15 September 2010

Mr Lukas' Interesting Collection

Yesterday's NYT ran an article titled "From School Files of an Earlier Era, Faces Looking to the Future," about a collector who grabbed a few handfuls of documents that were to be discarded in 1996. The papers that the collector saved from destruction were mundane enough, report card folders from a woman's vocational school in NYC from the 1910s to the 1930s. Very interesting to see the amount of detail and candid, often judgmental comments that were entered into these dossiers. An interesting article in many respects.

The saved folders offer an interesting glimpse into the world of the past. A world of everything analog, and so many technologies barely evolved, if at all. A much more personal world, as evidenced by the copious amounts of information these folders contained: comments about the womans' appearance, personal hygiene, and stickers indicating race. Analog information, type- or handwritten, and accessible to anyone holding the folder.

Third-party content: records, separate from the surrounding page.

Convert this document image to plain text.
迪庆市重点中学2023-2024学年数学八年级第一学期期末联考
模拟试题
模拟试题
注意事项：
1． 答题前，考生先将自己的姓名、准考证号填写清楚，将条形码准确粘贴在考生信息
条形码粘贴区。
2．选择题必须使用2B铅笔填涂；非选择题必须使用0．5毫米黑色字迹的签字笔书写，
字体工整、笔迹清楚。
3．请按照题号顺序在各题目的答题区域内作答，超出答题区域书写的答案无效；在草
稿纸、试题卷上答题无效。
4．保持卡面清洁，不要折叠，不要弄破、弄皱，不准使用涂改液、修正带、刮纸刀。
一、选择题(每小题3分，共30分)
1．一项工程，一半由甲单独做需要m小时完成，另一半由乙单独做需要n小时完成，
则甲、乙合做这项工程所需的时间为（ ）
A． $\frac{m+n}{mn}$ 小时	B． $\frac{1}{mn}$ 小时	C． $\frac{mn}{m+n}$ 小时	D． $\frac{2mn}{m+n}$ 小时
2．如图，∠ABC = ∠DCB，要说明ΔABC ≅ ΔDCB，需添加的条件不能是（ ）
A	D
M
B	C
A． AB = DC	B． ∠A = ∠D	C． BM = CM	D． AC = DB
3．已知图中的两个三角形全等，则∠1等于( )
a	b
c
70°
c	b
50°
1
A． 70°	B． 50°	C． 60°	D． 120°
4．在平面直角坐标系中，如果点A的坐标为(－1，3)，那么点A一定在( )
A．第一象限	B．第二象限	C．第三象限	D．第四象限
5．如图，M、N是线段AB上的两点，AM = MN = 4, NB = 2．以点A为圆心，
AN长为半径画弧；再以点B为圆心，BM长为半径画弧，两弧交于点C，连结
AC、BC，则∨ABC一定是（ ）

Also information that has for the most part, fallen out of favor (at the minimum) in the time that has passed.

Today, information collection is mostly about numbers, focused less on personal hygiene and more on a subject's bank account and credit rating. The collecting and dissemination of personal information today is behind-the-scenes and often relayed in cryptic codes. Any sane commenter today would be concerned with liability issues. And, of course, laws have been passed making the collection of some of this information illegal.

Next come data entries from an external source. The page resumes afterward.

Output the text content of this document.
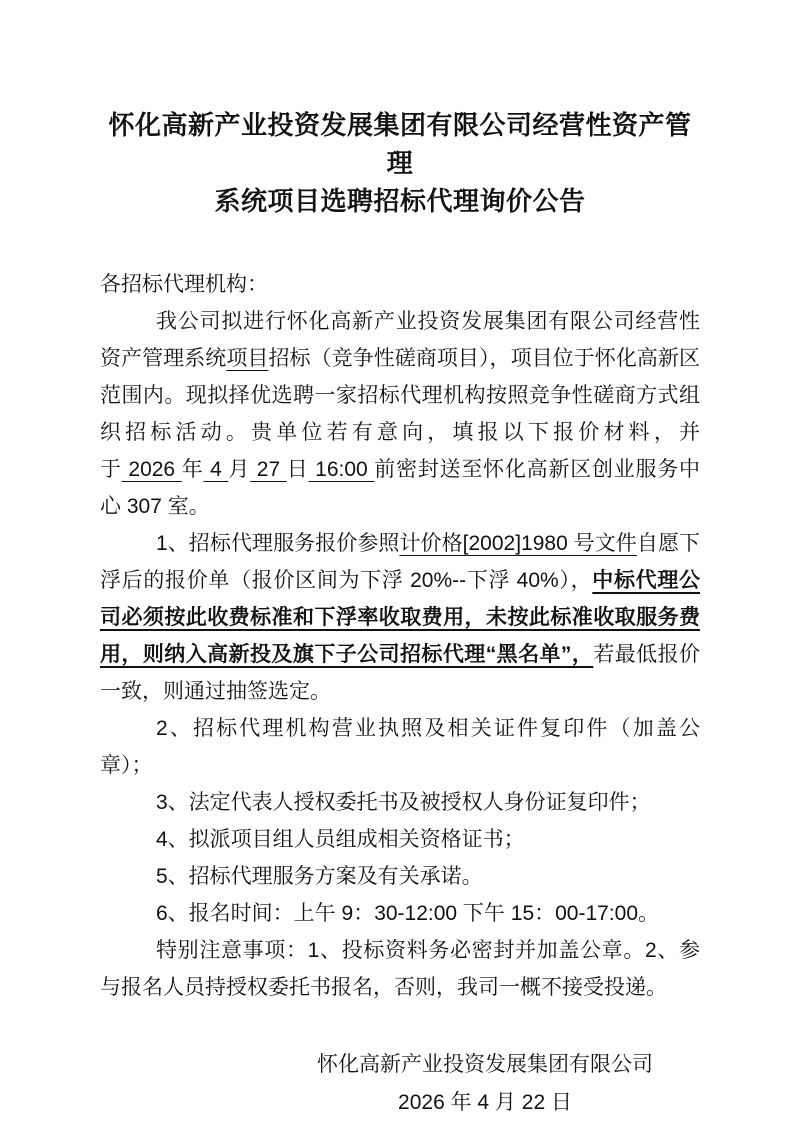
怀化高新产业投资发展集团有限公司经营性资产管理
系统项目选聘招标代理询价公告

各招标代理机构：

我公司拟进行怀化高新产业投资发展集团有限公司经营性资产管理系统项目招标（竞争性磋商项目），项目位于怀化高新区范围内。现拟择优选聘一家招标代理机构按照竞争性磋商方式组织招标活动。贵单位若有意向，填报以下报价材料，并于 2026 年 4 月 27 日 16:00 前密封送至怀化高新区创业服务中心 307 室。

1、招标代理服务报价参照计价格[2002]1980 号文件自愿下浮后的报价单（报价区间为下浮 20%--下浮 40%），中标代理公司必须按此收费标准和下浮率收取费用，未按此标准收取服务费用，则纳入高新投及旗下子公司招标代理“黑名单”，若最低报价一致，则通过抽签选定。

2、招标代理机构营业执照及相关证件复印件（加盖公章）；

3、法定代表人授权委托书及被授权人身份证复印件；

4、拟派项目组人员组成相关资格证书；

5、招标代理服务方案及有关承诺。

6、报名时间：上午 9：30-12:00 下午 15：00-17:00。

特别注意事项：1、投标资料务必密封并加盖公章。2、参与报名人员持授权委托书报名，否则，我司一概不接受投递。

怀化高新产业投资发展集团有限公司
2026 年 4 月 22 日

Growing up in the last vestiges of the analog age, it was often pointed out to me during my school days, that any trouble or problems I might create would swiftly be added to my "permanent record" which would be following me around the rest of my life. I remember as a kid that was a serious concern. And what I imagined that permanent record looking like is a lot like the folders in this article...

There are advantages in my mind to being the age whose lifetime spans the analog/ digital transition, in that remarkably little from the past made the transition to digital. Life prior to 1985 is pretty hazy, detail-wise, and likely to get hazier as the old files and papers are sent to the landfill.

Kudos to Mr Lukas, "the journalist, blogger, collector, and generally curious New Yorker," as he was described in the article, for his collecting and sharing of this marvelous find and reminder of how some things used to be.